The U.S. Court of Appeals for the Second Circuit yesterday became the third federal circuit court to hold that the interactive space of a government official’s social media account is subject to First Amendment strictures. In Knight First Amendment Institute at Columbia Univ., et al. v. Donald J. Trump, et al., No. 18-1691, 2019 WL 2932440 (2d Cir. July 9, 2019), the court unanimously affirmed a district court judgment holding that President Trump violated the First Amendment when he blocked from his Twitter account certain people whose viewpoints he did not like. Although social media blocking cases are relatively new—the first court decision was issued in 2017—there are several cases pending in federal courts around the country and others have settled out of court. The Knight opinion certainly will influence how such cases are resolved in the future. And given the widespread attention it has received since it involves President Trump, the opinion likely will cause many public officials to think twice before blocking people on social media.
The Knight case was filed by a handful of citizens who claimed that President Trump violated the First Amendment by blocking them from his Twitter account, @realDonaldTrump, after they posted critical commentary about the administration’s policies.
The parties stipulated to certain facts concerning President Trump’s use of social media and his reasons for blocking certain users, leaving only the legal question of whether, by blocking such users based on their viewpoint, the President violated the First Amendment. The district court held that he did.
On President Trump’s appeal, the Second Circuit unanimously affirmed, adding to a growing body of federal court decisions that have highlighted the increasing importance social media plays in today’s society. There are several notable takeaways from the opinion.
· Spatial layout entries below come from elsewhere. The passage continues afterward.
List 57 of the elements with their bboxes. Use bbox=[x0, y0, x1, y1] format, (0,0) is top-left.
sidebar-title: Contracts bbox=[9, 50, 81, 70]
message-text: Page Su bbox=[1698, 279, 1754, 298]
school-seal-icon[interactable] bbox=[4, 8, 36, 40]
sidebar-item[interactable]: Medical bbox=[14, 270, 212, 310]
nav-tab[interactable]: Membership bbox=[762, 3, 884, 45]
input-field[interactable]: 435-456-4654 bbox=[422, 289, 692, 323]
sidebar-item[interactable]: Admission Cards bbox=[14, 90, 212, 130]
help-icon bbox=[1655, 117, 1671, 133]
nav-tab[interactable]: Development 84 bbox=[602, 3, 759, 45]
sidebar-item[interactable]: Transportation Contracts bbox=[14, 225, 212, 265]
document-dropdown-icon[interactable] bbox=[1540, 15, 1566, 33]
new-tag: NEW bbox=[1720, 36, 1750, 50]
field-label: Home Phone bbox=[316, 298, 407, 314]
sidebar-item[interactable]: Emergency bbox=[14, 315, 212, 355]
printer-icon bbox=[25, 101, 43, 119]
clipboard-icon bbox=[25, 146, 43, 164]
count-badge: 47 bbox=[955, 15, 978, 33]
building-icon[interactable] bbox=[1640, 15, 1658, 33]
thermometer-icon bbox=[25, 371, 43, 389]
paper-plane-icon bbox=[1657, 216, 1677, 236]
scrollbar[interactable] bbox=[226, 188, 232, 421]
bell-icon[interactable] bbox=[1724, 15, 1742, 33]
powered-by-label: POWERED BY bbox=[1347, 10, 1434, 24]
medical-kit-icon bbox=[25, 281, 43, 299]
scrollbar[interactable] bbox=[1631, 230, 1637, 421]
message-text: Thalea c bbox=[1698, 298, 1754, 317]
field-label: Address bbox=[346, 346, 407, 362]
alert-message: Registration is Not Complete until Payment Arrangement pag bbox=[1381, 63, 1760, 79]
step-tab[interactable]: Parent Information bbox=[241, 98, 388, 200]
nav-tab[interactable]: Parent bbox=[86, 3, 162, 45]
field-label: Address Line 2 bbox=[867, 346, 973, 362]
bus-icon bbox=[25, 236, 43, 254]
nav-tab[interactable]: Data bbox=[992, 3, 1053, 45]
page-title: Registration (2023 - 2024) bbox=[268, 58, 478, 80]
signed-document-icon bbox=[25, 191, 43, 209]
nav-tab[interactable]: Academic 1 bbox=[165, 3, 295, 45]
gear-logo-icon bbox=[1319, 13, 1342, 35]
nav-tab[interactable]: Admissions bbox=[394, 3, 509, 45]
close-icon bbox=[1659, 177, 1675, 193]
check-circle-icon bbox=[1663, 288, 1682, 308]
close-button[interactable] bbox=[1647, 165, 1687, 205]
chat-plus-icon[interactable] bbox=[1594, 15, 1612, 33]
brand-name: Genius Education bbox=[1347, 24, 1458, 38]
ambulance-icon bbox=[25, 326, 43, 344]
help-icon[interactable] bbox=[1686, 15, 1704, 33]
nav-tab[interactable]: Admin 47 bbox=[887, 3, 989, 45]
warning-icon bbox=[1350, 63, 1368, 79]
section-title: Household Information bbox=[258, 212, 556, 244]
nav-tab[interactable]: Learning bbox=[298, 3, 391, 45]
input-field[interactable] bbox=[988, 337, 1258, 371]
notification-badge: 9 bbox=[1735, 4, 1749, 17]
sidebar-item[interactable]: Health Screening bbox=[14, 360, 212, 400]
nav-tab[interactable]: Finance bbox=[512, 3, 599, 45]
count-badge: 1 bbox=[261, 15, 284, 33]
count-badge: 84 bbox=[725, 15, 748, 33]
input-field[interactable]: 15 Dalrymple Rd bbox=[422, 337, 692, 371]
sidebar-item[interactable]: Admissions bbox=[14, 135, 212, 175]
The opinion offers a summary framework for determining whether a government official’s social media page is a public forum subject to the First Amendment. It instructs that courts should consider “how the official describes and uses the account; to whom features of the account are made available; and how others, government officials and agencies, regard and treat the account.” Applying this framework, the court had no trouble finding that the interactive portion of President Trump’s Twitter account constitutes a public forum and that he violated the First Amendment by blocking individuals from the account based on their viewpoints.
The court also resolved procedural questions of standing and mootness in favor of the blocked users. President Trump argued that blocking the plaintiffs from his Twitter account did not deprive them of their right to free speech under the First Amendment, citing the plaintiffs’ ability to engage with his Twitter account using certain “workarounds” such as “creating new accounts, logging out to view the President’s tweets, and using Twitter’s search functions to find tweets about the President posted by other users with which they can engage.” The court disagreed and made clear that “burdens to speech as well as outright bans run afoul of the First Amendment.” The court also concluded that an institutional plaintiff, a would-be reader of the blocked social media users’ posts, has standing to sue. It also held that the President’s act of unblocking the plaintiffs after the court issued its declaratory judgment did not moot the case.
Finally, the court observed that, “as a general matter, social media is entitled to the same First Amendment protections as other forms of media.” The reasoning in Knight will no doubt be applied by courts in cases involving public officials blocking citizens from their accounts on other social media platforms, such as Facebook and LinkedIn.
Ashley I. Kissinger and J. Matthew Thornton, together with the ACLU and Ballard Spahr attorney Mack Wilding, represent the plaintiff in Landman v. Scott, No. 1:19-cv-01367 (D. Colo.), a social media blocking case pending against Colorado State Senator Ray Scott.